En proposant la notion de Règle de Construction de Mots (RCM), Danielle Corbin (1987, 1991) posait le problème de savoir quels facteurs peuvent intervenir dans le choix de l’un ou l’autre des procédés morphologiques associés à chaque grand type dérivationnel. Il n’est pas certain que la notion de RCM doive être conservée, mais le problème de la concurrence entre modes de formation sémantiquement apparentés demeure. Il ne fait guère de doute que les contraintes qui entrent en considération sont diverses — sémantiques et phonologiques —, et partiellement contradictoires entre elles. Danielle et moi avions proposé au GDR 2220 un programme de recherche en vue d’étudier ces interactions entre sens et forme. Sa disparition prématurée a interrompu le projet, dont elle devait impulser l’aspect sémantique. Je présente ici, pour honorer sa mémoire chère entre toutes, un fragment de ce programme : quelques considérations phonologiques sur la concurrence entre les suffixes qui, à partir d’un toponyme, servent à bâtir un gentilé.

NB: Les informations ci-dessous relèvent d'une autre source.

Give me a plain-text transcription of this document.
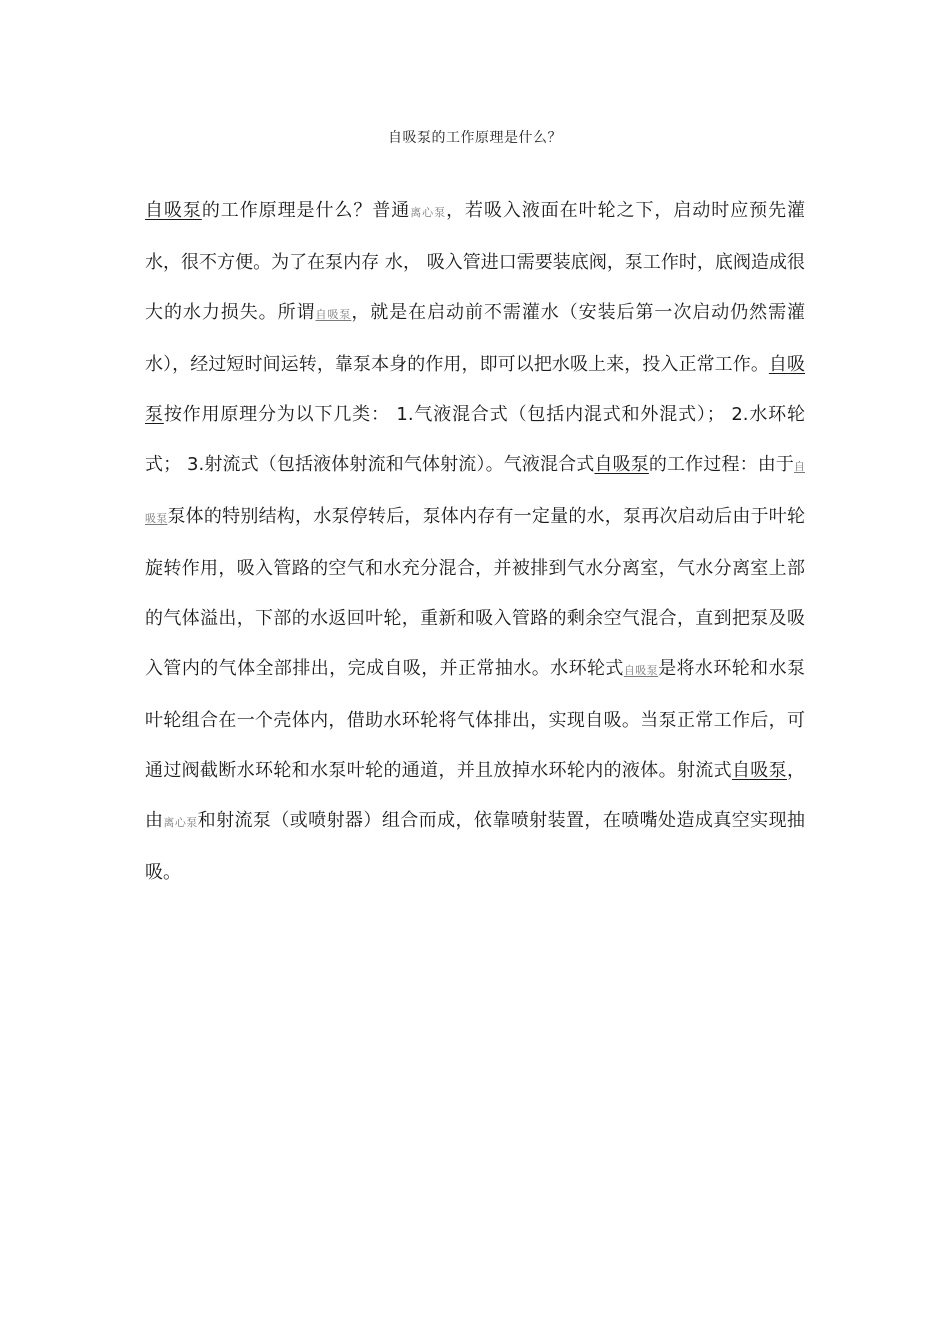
自吸泵的工作原理是什么？
自吸泵的工作原理是什么？普通离心泵，若吸入液面在叶轮之下，启动时应预先灌水，很不方便。为了在泵内存 水， 吸入管进口需要装底阀，泵工作时，底阀造成很大的水力损失。所谓自吸泵，就是在启动前不需灌水（安装后第一次启动仍然需灌水），经过短时间运转，靠泵本身的作用，即可以把水吸上来，投入正常工作。自吸泵按作用原理分为以下几类： 1.气液混合式（包括内混式和外混式）； 2.水环轮式； 3.射流式（包括液体射流和气体射流）。气液混合式自吸泵的工作过程：由于自吸泵泵体的特别结构，水泵停转后，泵体内存有一定量的水，泵再次启动后由于叶轮旋转作用，吸入管路的空气和水充分混合，并被排到气水分离室，气水分离室上部的气体溢出，下部的水返回叶轮，重新和吸入管路的剩余空气混合，直到把泵及吸入管内的气体全部排出，完成自吸，并正常抽水。水环轮式自吸泵是将水环轮和水泵叶轮组合在一个壳体内，借助水环轮将气体排出，实现自吸。当泵正常工作后，可通过阀截断水环轮和水泵叶轮的通道，并且放掉水环轮内的液体。射流式自吸泵，由离心泵和射流泵（或喷射器）组合而成，依靠喷射装置，在喷嘴处造成真空实现抽吸。
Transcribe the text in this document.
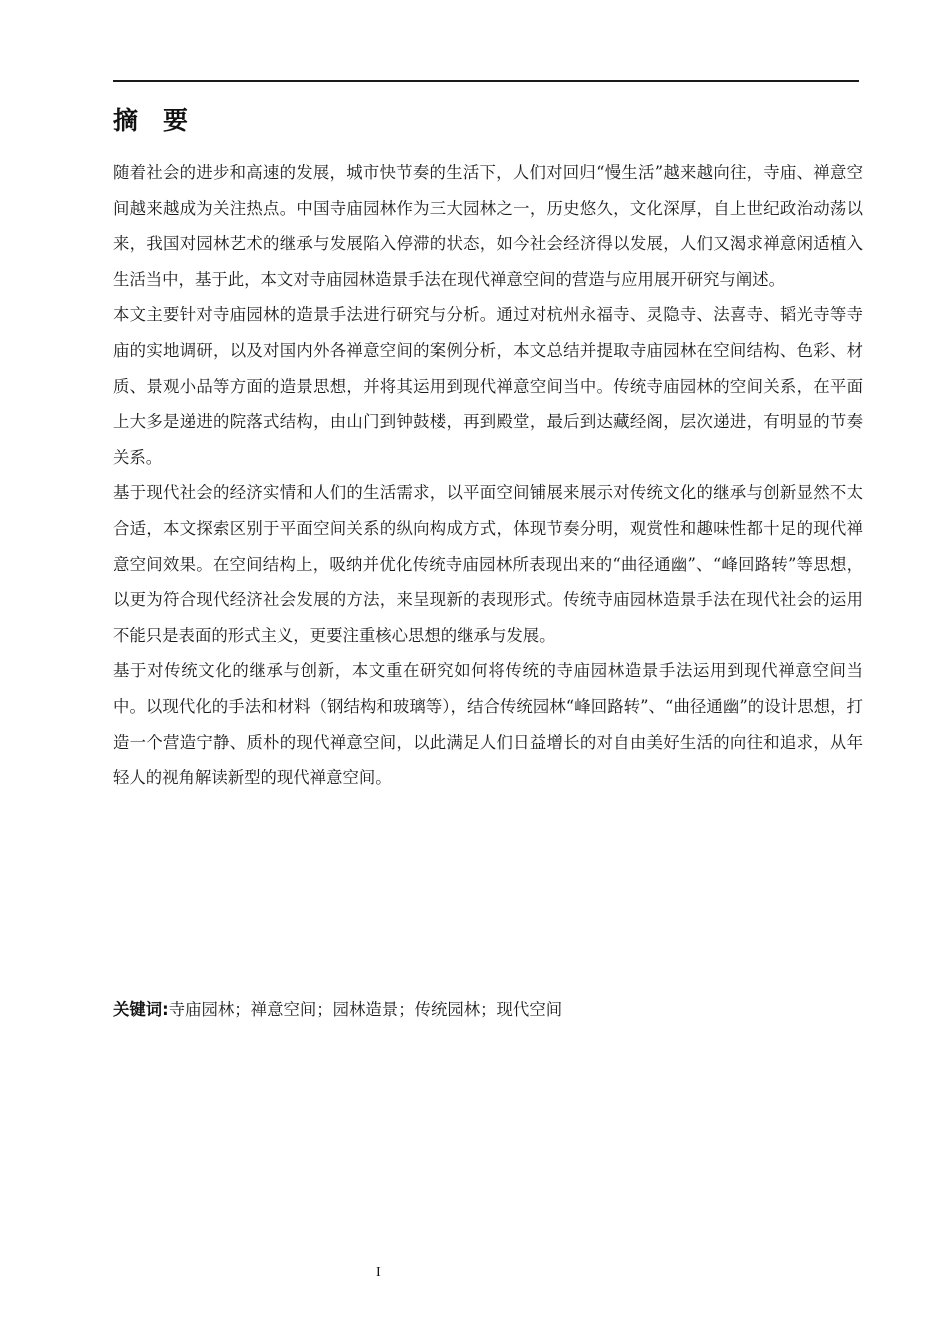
摘　要

随着社会的进步和高速的发展，城市快节奏的生活下，人们对回归“慢生活”越来越向往，寺庙、禅意空间越来越成为关注热点。中国寺庙园林作为三大园林之一，历史悠久，文化深厚，自上世纪政治动荡以来，我国对园林艺术的继承与发展陷入停滞的状态，如今社会经济得以发展，人们又渴求禅意闲适植入生活当中，基于此，本文对寺庙园林造景手法在现代禅意空间的营造与应用展开研究与阐述。

本文主要针对寺庙园林的造景手法进行研究与分析。通过对杭州永福寺、灵隐寺、法喜寺、韬光寺等寺庙的实地调研，以及对国内外各禅意空间的案例分析，本文总结并提取寺庙园林在空间结构、色彩、材质、景观小品等方面的造景思想，并将其运用到现代禅意空间当中。传统寺庙园林的空间关系，在平面上大多是递进的院落式结构，由山门到钟鼓楼，再到殿堂，最后到达藏经阁，层次递进，有明显的节奏关系。

基于现代社会的经济实情和人们的生活需求，以平面空间铺展来展示对传统文化的继承与创新显然不太合适，本文探索区别于平面空间关系的纵向构成方式，体现节奏分明，观赏性和趣味性都十足的现代禅意空间效果。在空间结构上，吸纳并优化传统寺庙园林所表现出来的“曲径通幽”、“峰回路转”等思想，以更为符合现代经济社会发展的方法，来呈现新的表现形式。传统寺庙园林造景手法在现代社会的运用不能只是表面的形式主义，更要注重核心思想的继承与发展。

基于对传统文化的继承与创新，本文重在研究如何将传统的寺庙园林造景手法运用到现代禅意空间当中。以现代化的手法和材料（钢结构和玻璃等），结合传统园林“峰回路转”、“曲径通幽”的设计思想，打造一个营造宁静、质朴的现代禅意空间，以此满足人们日益增长的对自由美好生活的向往和追求，从年轻人的视角解读新型的现代禅意空间。

关键词:寺庙园林；禅意空间；园林造景；传统园林；现代空间
I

La formation des noms ethniques retient l’attention des savants depuis plus d’un siècle. On sait depuis Plattner (1889) que le choix du suffixe dépend étroitement de la voyelle et de la consonne qui le précèdent. On sait aussi, depuis Collijn (1902), que les différents suffixes ethniques sont très inégalement répartis sur le territoire national et que leur distribution est partiellement dialectale. Si je reviens ici sur ce problème, c’est que, grâce aux recherches entreprises par Elmar Eggert sous la direction de Denis Maurel (Eggert, Maurel & Belleil 1998, Eggert 2002), les données dont nous disposons maintenant sont incomparablement plus fournies que celles dont on disposait naguère et qu’elles autorisent des conclusions plus fines et plus assurées1. Le corpus réuni par Elmar Eggert, qui, ancien étudiant de Danielle Corbin, s’associe à moi dans le présent hommage, comprend un peu plus de 10 000 gentilés associés à presque autant de noms de communes françaises. Les régions ne sont pas aussi densément représentées les 1

Je remercie Denis Maurel et Elmar Eggert pour la générosité avec laquelle ils ont bien voulu me communiquer ces données. Merci aussi à ces deux collègues, ainsi qu’à Yves-Charles Morin et à Michel Roché, pour leurs commentaires d’une première version du présent article. Merci enfin à Nicole Serna et à Hervé Casanova pour leur aide dans la confection de la carte. Toutes les erreurs sont bien entendu miennes.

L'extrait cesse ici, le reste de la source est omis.